特に目的もなく流されるまま見続けると魂が擦り減りそうだと怯えながら、日々必ずどこかのタイミングでYouTubeの鑑賞に時間を割いてしまうのです。でもってあれってのは、個人が何を見ているかを統計的に割り出して、類似した動画を提供してくるじゃないですか。「こういうのも好きなんでしょ?」みたいな、ちょっとイヤらしい感じで。
それもまた流動的に受け入れている最中、ふと気づくと自分の趣味性ないしは嗜好性、あるいは変態性が明らかになって、一人こっぱずかしくなったりします。なのでPCやスマホは、決して落とせないなあと。「こういうの好きなんだ?」とか脅されたら、言わなくていいことまで喋っちゃいそうですもんね。
そんな中でも「こういうの見てる」と話せるのは、音楽関連。特にギター演奏の動画は頻繁にチェックしています。
でもってこれはいい! かつて何かの曲を弾きたいと思ったら、耳で聞いて音を拾う耳コピか、楽譜やコード譜を買って練習するしかなかった。

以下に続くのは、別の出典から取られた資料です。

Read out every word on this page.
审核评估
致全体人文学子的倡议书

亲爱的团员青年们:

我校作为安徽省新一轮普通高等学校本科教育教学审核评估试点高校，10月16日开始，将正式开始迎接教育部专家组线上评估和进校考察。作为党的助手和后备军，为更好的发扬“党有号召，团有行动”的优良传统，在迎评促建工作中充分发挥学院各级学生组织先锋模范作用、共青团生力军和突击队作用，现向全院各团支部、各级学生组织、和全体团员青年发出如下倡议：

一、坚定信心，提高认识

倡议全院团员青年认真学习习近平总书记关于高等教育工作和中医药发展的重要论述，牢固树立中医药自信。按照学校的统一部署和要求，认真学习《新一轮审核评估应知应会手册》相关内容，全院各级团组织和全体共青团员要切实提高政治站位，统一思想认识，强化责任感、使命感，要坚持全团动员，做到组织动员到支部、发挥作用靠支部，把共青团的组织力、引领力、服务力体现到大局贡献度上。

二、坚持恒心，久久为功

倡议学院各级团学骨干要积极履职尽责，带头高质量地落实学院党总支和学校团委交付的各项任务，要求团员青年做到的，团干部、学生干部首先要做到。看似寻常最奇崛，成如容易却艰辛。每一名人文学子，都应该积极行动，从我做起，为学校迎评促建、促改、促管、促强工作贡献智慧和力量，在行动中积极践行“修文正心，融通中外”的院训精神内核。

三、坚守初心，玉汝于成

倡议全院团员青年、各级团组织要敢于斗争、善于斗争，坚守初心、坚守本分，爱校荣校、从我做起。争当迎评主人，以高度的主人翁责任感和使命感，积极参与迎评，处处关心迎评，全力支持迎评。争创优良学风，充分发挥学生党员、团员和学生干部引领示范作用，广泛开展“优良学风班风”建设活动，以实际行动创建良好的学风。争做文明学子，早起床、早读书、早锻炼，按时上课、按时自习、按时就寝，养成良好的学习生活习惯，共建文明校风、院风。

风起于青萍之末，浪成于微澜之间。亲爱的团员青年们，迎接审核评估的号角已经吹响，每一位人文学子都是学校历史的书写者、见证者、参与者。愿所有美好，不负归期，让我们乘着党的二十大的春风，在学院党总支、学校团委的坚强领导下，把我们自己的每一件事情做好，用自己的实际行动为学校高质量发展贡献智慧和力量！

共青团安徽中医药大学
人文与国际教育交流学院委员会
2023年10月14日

ただし耳コピには音感と記憶力の高さが必要。それが乏しい場合は市販の譜面に頼るしかないのだけど、僕の知識では微妙なタッチを譜面から読み取ることができませんでした。
それが動画だと丸わかり! 丸っとわかったところで弾けるかは別だけど、いずれにせよYouTubeがなかった時代にくらべたら異様に便利です。僕がSNSの発展で受けた恩恵は、それに尽きると言っていいくらい。
え~と、そんなこんなでYouTubeを眺めていると、最近は弾かなくなった曲の動画がぽっこり出てきます。親切なのか、お節介なのか、「こういうのも好きだったんじゃない?」と言いたげなニュアンスで。それでハッとなって、今でも弾けるだろうかとギターを取り出してみると、自分でも驚くほど指が覚えていて、これまた一人でにんまりするのです。
本当に話したかったのは、そんなふうに体に染み込んでいるものに関するよろこびだったのだけど、実は感情の多くをYouTubeに支配されているんじゃないかと思ったら、ちょっと釈然としなくなったんですね。そのあたりどうなんだとYouTubeにたずねたら、また新たな扉が開いて、僕の変態性が拡張していくのかもしれません。
もしや動画鑑賞自体が体に染みつき、ギター演奏のヒントをもらう分だけ魂が擦り減っているのだろうか。その危険性についてYouTube自身が語ることはないでしょう。まぁ、どうでもいい話ですが。

軒先にもようやく秋が、って感じ。熟れてそうだけど、渋いかな。